DIN-Retrieval requires no training. DIN identification relies on activation statistics, and retrieval is based on cosine similarity. Experiments are conducted using LLaMA-3.1-8B, Gemma-3-12B/27B, and Qwen2.5/3-7B–32B.

Key Experimental Results

Main Results

Cross-domain reasoning accuracy (average over four transfer directions)

Method Qwen2.5-7B Qwen3-8B Gemma-3-27B
Zero-shot 84.6 91.8 88.75
X-ICL (embedding retrieval) 83.4 91.2
DIN-Retrieval 86.8 93.1 90.3

Ablation Study

DIN vs. random neuron selection (GSM8K→FOLIO)

Model DIN Acc. Random Acc.
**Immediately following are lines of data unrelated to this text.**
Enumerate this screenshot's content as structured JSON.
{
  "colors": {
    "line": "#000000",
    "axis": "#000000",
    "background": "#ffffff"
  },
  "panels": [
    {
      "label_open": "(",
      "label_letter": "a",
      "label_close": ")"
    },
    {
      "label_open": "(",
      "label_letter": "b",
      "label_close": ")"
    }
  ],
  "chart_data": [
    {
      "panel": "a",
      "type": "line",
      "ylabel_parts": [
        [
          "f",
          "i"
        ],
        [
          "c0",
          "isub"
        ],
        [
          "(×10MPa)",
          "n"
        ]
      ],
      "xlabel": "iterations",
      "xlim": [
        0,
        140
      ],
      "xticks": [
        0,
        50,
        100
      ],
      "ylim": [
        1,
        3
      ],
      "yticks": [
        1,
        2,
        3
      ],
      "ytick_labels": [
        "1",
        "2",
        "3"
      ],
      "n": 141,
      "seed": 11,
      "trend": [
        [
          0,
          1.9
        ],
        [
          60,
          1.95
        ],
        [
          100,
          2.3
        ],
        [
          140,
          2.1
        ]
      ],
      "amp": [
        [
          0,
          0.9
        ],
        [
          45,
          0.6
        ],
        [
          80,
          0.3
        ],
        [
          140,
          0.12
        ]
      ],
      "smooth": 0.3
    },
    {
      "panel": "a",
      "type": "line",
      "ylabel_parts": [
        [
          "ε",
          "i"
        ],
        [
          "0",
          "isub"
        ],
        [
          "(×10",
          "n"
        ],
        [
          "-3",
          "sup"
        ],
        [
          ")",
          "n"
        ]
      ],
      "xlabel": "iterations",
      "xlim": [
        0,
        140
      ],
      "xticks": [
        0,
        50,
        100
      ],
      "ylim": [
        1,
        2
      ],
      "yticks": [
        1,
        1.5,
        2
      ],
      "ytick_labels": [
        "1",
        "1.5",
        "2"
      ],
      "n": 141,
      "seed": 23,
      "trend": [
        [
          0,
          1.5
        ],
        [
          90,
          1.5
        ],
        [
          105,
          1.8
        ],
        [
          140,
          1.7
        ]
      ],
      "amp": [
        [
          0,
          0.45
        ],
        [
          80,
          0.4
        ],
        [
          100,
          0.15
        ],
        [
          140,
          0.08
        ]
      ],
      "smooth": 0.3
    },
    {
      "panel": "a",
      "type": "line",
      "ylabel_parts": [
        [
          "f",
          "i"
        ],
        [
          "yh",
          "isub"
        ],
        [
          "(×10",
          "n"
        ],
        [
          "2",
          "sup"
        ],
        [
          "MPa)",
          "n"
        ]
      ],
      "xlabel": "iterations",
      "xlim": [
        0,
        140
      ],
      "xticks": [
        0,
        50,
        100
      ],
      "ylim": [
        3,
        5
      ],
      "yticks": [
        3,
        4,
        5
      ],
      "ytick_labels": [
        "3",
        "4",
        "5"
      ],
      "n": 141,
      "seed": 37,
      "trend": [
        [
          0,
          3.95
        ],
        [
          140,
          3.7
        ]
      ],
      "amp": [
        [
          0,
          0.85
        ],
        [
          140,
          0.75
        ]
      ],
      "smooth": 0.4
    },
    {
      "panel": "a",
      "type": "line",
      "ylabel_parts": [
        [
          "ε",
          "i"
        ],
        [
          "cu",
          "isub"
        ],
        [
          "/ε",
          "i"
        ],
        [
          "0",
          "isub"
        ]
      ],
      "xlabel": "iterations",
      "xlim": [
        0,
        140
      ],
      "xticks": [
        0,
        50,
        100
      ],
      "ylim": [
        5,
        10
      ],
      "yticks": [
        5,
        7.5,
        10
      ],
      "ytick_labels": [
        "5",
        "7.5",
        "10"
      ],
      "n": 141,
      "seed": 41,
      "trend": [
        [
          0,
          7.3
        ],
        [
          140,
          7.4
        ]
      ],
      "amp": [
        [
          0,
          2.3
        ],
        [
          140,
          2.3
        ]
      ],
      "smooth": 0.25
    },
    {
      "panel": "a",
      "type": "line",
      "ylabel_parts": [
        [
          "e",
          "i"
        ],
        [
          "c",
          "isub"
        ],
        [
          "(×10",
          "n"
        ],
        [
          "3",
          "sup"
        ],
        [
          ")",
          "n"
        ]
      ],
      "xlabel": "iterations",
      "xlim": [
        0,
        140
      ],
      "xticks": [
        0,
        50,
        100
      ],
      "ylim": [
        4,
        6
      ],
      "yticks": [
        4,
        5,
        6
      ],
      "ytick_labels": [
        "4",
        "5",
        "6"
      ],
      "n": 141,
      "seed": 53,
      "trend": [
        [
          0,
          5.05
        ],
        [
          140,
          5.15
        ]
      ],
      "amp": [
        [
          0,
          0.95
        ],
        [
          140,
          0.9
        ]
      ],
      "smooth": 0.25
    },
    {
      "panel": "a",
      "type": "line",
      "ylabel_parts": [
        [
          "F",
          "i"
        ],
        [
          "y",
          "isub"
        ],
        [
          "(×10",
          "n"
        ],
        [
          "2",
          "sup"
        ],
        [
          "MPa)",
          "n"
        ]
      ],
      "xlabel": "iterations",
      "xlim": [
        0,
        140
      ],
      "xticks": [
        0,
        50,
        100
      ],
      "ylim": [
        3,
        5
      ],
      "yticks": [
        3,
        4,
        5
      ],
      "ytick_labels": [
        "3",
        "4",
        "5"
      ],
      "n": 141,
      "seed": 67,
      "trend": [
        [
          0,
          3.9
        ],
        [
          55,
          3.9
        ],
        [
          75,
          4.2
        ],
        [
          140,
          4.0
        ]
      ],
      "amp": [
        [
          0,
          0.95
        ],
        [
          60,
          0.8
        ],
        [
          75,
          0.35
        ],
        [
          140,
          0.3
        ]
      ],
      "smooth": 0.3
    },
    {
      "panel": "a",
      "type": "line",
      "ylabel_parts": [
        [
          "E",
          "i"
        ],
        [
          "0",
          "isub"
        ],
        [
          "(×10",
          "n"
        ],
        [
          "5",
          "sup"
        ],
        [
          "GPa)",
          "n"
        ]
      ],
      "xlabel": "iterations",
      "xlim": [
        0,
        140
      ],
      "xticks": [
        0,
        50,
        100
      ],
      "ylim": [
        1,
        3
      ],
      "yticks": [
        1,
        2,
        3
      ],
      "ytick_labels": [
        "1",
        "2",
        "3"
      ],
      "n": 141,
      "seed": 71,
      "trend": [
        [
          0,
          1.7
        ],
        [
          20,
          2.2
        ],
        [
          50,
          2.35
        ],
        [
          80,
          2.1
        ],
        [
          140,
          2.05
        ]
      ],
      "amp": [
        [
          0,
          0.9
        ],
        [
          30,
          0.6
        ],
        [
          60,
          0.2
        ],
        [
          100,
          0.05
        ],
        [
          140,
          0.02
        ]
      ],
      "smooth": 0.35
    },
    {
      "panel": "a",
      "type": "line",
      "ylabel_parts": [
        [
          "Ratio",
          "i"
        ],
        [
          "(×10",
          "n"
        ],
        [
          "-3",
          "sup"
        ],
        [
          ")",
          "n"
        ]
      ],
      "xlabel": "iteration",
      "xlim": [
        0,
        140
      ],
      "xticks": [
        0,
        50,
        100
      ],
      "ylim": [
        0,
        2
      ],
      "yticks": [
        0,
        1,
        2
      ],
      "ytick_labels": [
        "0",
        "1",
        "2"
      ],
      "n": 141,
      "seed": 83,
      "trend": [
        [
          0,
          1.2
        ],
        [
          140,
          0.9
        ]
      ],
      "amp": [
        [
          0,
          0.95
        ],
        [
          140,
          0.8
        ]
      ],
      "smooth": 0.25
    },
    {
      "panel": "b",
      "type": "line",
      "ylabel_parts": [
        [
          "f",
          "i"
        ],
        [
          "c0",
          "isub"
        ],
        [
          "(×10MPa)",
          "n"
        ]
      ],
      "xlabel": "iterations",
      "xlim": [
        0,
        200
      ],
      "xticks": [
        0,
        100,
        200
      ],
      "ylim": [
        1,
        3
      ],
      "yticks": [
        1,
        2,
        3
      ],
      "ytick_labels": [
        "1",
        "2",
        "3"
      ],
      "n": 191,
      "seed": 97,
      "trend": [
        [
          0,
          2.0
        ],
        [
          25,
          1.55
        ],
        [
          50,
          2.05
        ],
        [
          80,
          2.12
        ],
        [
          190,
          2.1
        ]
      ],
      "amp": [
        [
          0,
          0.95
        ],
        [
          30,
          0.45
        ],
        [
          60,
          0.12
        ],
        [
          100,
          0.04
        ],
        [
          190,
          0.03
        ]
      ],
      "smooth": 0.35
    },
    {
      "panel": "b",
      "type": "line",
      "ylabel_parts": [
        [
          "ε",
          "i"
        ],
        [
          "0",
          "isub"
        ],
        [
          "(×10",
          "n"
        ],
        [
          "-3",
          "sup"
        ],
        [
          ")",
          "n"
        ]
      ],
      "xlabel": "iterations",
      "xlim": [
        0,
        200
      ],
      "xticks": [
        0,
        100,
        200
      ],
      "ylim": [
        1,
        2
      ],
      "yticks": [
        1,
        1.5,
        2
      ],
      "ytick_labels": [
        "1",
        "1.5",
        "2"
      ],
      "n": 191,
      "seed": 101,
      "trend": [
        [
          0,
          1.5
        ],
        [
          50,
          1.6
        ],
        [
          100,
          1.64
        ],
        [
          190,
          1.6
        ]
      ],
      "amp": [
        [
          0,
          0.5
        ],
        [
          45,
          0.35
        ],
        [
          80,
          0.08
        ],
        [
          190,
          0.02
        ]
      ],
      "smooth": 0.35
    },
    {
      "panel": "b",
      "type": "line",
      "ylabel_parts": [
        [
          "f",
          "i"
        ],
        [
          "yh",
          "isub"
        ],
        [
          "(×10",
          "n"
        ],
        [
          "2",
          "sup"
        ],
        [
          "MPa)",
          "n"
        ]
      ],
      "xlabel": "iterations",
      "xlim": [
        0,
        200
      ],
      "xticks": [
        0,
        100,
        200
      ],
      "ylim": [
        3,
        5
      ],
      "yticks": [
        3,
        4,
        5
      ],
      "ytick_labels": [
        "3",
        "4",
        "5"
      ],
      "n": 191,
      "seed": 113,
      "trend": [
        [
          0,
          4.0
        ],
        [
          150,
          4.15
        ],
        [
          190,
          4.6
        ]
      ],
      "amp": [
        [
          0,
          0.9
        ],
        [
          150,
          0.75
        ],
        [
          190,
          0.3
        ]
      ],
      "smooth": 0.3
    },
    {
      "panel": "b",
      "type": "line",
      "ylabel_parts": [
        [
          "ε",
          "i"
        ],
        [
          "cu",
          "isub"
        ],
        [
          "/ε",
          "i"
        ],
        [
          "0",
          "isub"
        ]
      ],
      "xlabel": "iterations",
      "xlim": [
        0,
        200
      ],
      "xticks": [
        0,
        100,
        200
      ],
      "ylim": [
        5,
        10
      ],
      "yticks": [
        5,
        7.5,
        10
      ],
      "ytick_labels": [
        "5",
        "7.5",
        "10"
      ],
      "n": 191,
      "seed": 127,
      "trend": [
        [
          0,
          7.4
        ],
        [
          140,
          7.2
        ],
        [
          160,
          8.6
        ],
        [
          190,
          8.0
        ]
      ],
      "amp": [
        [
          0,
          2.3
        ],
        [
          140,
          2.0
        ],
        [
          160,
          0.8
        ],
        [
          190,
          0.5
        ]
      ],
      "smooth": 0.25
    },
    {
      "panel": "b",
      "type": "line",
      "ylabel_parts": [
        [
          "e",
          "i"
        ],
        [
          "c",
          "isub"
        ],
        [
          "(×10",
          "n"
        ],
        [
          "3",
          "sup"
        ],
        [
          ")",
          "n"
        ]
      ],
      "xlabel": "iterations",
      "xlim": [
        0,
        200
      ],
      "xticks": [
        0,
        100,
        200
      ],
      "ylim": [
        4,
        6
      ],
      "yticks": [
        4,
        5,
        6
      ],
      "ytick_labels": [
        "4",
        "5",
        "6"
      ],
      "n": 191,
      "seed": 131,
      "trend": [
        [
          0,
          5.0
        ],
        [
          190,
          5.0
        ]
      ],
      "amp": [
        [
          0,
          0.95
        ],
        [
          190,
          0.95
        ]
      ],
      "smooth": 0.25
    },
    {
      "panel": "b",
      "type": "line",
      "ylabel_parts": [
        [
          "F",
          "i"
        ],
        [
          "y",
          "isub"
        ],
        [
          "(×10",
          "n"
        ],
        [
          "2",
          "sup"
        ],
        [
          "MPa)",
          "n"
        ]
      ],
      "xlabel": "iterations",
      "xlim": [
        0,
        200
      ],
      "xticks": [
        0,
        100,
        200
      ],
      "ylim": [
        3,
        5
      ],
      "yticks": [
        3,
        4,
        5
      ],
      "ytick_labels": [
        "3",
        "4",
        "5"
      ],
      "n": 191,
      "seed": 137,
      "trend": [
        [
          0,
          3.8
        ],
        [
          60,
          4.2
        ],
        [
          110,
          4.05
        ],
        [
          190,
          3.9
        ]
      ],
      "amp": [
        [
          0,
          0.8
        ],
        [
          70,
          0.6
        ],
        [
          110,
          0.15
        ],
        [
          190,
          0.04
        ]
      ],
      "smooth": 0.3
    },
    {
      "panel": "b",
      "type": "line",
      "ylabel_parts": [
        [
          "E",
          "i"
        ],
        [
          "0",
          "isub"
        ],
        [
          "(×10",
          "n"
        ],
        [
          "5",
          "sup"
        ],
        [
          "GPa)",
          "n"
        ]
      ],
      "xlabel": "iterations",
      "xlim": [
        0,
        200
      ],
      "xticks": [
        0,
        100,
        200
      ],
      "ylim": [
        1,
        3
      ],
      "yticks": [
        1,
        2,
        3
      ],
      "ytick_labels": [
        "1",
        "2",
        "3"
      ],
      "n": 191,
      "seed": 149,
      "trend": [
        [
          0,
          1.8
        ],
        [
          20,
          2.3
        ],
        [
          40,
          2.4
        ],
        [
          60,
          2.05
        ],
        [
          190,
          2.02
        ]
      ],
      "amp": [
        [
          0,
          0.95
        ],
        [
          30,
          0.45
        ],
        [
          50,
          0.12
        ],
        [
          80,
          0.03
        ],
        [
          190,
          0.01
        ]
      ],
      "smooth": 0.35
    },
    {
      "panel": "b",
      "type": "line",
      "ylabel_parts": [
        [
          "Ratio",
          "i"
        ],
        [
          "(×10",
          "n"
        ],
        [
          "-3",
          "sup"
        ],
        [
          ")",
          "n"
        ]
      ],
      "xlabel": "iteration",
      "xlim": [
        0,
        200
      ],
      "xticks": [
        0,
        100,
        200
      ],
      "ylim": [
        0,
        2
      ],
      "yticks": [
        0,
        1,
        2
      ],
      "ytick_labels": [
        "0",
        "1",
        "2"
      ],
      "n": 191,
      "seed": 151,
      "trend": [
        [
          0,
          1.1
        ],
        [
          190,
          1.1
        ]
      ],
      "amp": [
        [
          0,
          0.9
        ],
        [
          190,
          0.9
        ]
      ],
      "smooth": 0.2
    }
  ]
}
Diff.
LLaMA-3.1-8B 62.7 60.3 +2.4
Qwen2.5-7B 62.8 59.5 +3.3
Qwen3-8B 85.5 84.0 +1.5

Key Findings

  • DIN-Retrieval consistently outperforms both zero-shot and embedding-based cross-domain ICL across all models and transfer directions.
  • DIN pruning causes a substantially larger perplexity increase than random pruning, confirming the functional importance of DINs.
  • This work provides the first systematic evidence that cross-domain ICL demonstrations can improve LLM reasoning—challenging the assumption that ICL must rely on in-domain examples.
  • Bidirectional transfer is effective: both GSM8K→FOLIO (math→logic) and FOLIO→GSM8K (logic→math) yield gains.
  • Although the improvement margin is modest (average 1.8%), it is statistically significant and consistent.

Highlights & Insights

  • The insight that "different domains share reasoning structures" carries broad implications—reasoning capabilities are not domain-specific but transferable across domains.
  • The discovery of DINs offers a new perspective on understanding reasoning representations inside LLMs, revealing the existence of specialized neurons that encode domain-agnostic reasoning patterns.
  • The method is elegant and lightweight—requiring no training, relying solely on activation statistics and cosine similarity.

Limitations & Future Work

  • The average gain of 1.8% is modest; for strong zero-shot baselines, headroom for improvement is already limited.
  • Validation is confined to bidirectional math–logic transfer; extension to broader domain pairs (e.g., legal→medical) remains unexplored.
  • DIN identification requires unlabeled samples from both source and target domains to compute z-scores, making the approach not fully zero-resource.
  • The selection of threshold \(\tau\) and neuron ratio \(k_{\text{ratio}}\) lacks an adaptive mechanism.
  • vs. X-ICL (embedding retrieval): X-ICL retrieves using full hidden-state embeddings, which contain domain-specific noise; DIN filtering focuses the representation on structural information.
  • vs. in-domain ICL: In-domain demonstrations are generally superior when available, but this work demonstrates that cross-domain examples remain effective when in-domain annotations are unavailable.
  • vs. domain adaptation (DANN, etc.): Classical domain adaptation methods require training; DIN-Retrieval is entirely training-free—transferring the domain-invariant feature concept from training-time adaptation to inference-time retrieval.

Rating

  • Novelty: ⭐⭐⭐⭐ First systematic study of cross-domain ICL; the discovery of DINs carries theoretical significance.
  • Experimental Thoroughness: ⭐⭐⭐⭐ Multiple models × multiple transfer directions, DIN existence validation, and statistical significance testing.
  • Writing Quality: ⭐⭐⭐⭐ The motivational chain from failure mode analysis to method design is clear and well-structured.
  • Value: ⭐⭐⭐⭐ Provides a new direction for ICL in domains with scarce expert knowledge.